How could somebody one-third my age who didn’t even come to my shoulder aggravate me so? I found myself grinding my teeth. “Come on now, Josie, you have camp to look forward to this summer—why, just think, in a couple of weeks you’ll be swimming and canoeing—all that good stuff, and when we get back from Uncle Ernest’s, you’ll have a brand new bike to ride.” Since he would be away for her birthday, Ned had given our daughter her present early.

“I don’t want to go to Uncle Ernest’s! It’s creepy there. Darby says you found a dead man in those woods. And there’s an old graveyard back there, too. He says it’s haunted.”

“Josie, your cousin’s just trying to scare you. There used to be a church adjoining Uncle Ernest’s property, but it burned years ago. The cemetery behind it has been neglected, I’m afraid, but it certainly isn’t haunted. When did Darby tell you that?”

“When we were there at Christmas. He said I wasn’t supposed to tell you.”

I wondered who had told Darby. My cousin Marge’s boy was not much older than Josie, and both were impressionable.

“Well, did you?” she persisted. “Did you really find a dead man? Darby said he’d been murdered!”

“That was a long time ago, honey,” I said. “I wasn’t much older than you.” So why did it seem like yesterday? To this day, I avoided that section of the thicket behind Bramblewood.

“Weren’t you scared? Was it somebody you knew?”

Scared wasn’t the word. Every time I thought of that day, I felt again icy flames leap in my belly. The man, a vagrant, had been dead for at least twenty-four hours, we learned later. His blue eyes stared at nothing and dried blood matted his hair.
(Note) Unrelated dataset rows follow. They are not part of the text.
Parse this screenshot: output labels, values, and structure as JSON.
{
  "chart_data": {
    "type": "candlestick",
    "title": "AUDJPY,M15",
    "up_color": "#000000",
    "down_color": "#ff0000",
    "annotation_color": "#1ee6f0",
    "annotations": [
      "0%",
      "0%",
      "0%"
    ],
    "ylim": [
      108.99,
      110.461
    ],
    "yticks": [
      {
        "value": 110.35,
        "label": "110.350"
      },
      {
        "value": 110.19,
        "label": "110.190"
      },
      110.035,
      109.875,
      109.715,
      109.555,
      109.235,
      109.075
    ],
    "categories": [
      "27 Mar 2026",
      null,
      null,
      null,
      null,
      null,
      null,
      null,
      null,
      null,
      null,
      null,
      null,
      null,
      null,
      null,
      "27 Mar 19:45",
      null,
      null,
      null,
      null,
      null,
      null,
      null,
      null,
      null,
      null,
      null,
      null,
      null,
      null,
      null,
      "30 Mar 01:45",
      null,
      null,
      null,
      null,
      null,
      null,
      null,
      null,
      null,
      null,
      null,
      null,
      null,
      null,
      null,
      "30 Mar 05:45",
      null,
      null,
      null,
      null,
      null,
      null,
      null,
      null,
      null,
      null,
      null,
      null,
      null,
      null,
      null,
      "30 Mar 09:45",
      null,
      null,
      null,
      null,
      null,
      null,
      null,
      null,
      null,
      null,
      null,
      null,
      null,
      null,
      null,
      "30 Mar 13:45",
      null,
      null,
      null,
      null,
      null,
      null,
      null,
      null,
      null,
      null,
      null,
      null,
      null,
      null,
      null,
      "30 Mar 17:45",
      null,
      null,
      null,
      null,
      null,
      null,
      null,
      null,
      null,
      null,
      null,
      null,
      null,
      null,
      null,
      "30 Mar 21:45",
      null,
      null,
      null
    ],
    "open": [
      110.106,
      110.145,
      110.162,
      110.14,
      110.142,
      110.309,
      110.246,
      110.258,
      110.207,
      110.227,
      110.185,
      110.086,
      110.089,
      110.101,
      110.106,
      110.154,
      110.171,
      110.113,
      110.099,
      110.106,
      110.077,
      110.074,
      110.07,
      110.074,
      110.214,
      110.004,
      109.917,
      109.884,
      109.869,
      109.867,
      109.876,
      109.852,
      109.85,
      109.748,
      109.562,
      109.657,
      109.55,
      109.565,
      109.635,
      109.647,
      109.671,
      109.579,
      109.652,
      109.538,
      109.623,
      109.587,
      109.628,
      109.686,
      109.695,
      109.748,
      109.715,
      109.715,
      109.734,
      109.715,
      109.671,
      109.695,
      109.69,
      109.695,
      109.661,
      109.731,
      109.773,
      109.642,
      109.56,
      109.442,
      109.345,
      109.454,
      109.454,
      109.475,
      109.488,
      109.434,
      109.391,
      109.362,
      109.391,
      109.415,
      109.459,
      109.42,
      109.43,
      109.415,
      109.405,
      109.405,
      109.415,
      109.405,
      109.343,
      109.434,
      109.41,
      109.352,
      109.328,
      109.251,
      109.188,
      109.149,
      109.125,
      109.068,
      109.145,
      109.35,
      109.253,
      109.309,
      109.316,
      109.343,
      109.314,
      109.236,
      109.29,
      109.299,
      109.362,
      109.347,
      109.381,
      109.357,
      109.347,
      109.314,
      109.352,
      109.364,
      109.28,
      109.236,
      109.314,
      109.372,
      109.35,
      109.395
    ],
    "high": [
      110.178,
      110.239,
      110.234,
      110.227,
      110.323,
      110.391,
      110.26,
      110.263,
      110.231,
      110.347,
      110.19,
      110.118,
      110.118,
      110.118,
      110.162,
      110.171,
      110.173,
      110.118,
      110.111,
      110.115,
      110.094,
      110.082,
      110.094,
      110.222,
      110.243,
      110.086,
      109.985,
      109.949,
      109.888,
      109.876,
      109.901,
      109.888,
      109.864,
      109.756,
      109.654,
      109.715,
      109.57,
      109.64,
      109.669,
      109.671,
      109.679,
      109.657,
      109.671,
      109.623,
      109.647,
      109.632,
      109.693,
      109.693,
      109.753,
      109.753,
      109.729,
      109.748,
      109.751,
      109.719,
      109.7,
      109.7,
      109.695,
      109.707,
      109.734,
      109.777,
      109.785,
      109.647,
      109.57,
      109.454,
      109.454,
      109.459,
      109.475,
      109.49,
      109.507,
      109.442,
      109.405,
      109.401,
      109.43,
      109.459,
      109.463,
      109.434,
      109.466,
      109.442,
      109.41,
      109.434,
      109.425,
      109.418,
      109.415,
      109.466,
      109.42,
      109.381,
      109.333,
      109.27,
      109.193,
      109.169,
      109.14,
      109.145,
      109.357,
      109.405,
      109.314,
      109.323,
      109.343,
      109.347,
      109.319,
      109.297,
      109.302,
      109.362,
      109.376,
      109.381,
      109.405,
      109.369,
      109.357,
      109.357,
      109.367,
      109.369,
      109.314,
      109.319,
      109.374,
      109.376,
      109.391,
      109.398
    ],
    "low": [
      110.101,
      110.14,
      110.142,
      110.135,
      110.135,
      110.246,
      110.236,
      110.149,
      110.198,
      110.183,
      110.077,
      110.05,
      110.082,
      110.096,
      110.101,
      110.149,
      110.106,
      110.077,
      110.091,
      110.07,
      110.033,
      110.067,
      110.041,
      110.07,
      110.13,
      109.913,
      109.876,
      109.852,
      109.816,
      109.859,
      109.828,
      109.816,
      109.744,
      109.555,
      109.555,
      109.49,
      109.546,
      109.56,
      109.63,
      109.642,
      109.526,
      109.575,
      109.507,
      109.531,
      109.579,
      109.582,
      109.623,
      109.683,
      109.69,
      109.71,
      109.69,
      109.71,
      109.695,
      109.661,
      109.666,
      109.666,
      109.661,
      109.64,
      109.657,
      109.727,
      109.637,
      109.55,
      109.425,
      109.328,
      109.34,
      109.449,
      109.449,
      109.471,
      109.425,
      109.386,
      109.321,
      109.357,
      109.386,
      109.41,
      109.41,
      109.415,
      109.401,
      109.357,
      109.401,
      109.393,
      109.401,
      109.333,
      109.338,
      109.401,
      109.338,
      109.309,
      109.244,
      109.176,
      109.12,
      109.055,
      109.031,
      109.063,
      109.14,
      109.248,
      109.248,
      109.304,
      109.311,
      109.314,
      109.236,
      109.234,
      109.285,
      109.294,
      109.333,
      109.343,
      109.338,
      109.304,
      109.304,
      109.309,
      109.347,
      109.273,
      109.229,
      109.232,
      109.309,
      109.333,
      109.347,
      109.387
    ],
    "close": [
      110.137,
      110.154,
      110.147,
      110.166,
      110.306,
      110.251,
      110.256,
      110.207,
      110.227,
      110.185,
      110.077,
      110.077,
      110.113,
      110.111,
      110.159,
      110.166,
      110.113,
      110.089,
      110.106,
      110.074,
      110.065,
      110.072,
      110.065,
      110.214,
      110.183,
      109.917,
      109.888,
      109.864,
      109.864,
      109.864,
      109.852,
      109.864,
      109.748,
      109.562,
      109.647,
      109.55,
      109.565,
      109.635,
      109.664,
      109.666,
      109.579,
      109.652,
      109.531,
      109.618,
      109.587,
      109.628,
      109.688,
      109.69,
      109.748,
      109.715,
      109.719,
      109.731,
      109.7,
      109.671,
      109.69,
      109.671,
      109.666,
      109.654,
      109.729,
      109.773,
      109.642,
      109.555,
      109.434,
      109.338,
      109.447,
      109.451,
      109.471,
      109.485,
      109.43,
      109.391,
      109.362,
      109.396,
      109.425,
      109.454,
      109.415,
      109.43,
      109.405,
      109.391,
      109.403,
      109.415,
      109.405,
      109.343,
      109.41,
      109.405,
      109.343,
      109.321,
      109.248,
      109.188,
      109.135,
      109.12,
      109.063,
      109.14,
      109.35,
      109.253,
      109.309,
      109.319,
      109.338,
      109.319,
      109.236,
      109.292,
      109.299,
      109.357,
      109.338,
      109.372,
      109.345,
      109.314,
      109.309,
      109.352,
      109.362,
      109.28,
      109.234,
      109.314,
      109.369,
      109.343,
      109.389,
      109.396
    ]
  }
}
He lay across a fallen log close to the trail that meandered along a tributary of the Yadkin River at the far end of my uncle’s property, and the cigarettes that had probably dropped from the pocket of his blue denim shirt were scattered on the ground.

“Of course I was scared. We were all scared, but that’s not going to happen again. He was somebody just passing through, and even after we learned his name, nobody knew who he was or why he was killed.”

Tobias King
. The name still sent a spike of fear right through my middle. My friend Beverly, who had been with me that day, experienced nightmares for years, and my cousin Grady won’t talk about it to this day.

“How do you know that whoever killed him won’t come back?” Josie asked, glancing over her shoulder as if the murderer were in hot pursuit.

“I don’t know why he would. That was almost twenty years ago,” I said.

“What if he never left?” Her brown eyes were accusing, as if I were to blame for allowing a murderer to run loose.

“Josie McBride, I’m not going to let anything happen to you! We’ve gone to Bramblewood every year since you were only a few weeks old. Just remember to stay out of those woods unless an adult is with you and you’ll be fine.”

“Darby and Jon go back there all the time. They say that place is haunted.”

“What place?” I knew my cousin Marge would skin her two boys if she knew they were wandering that close to the river.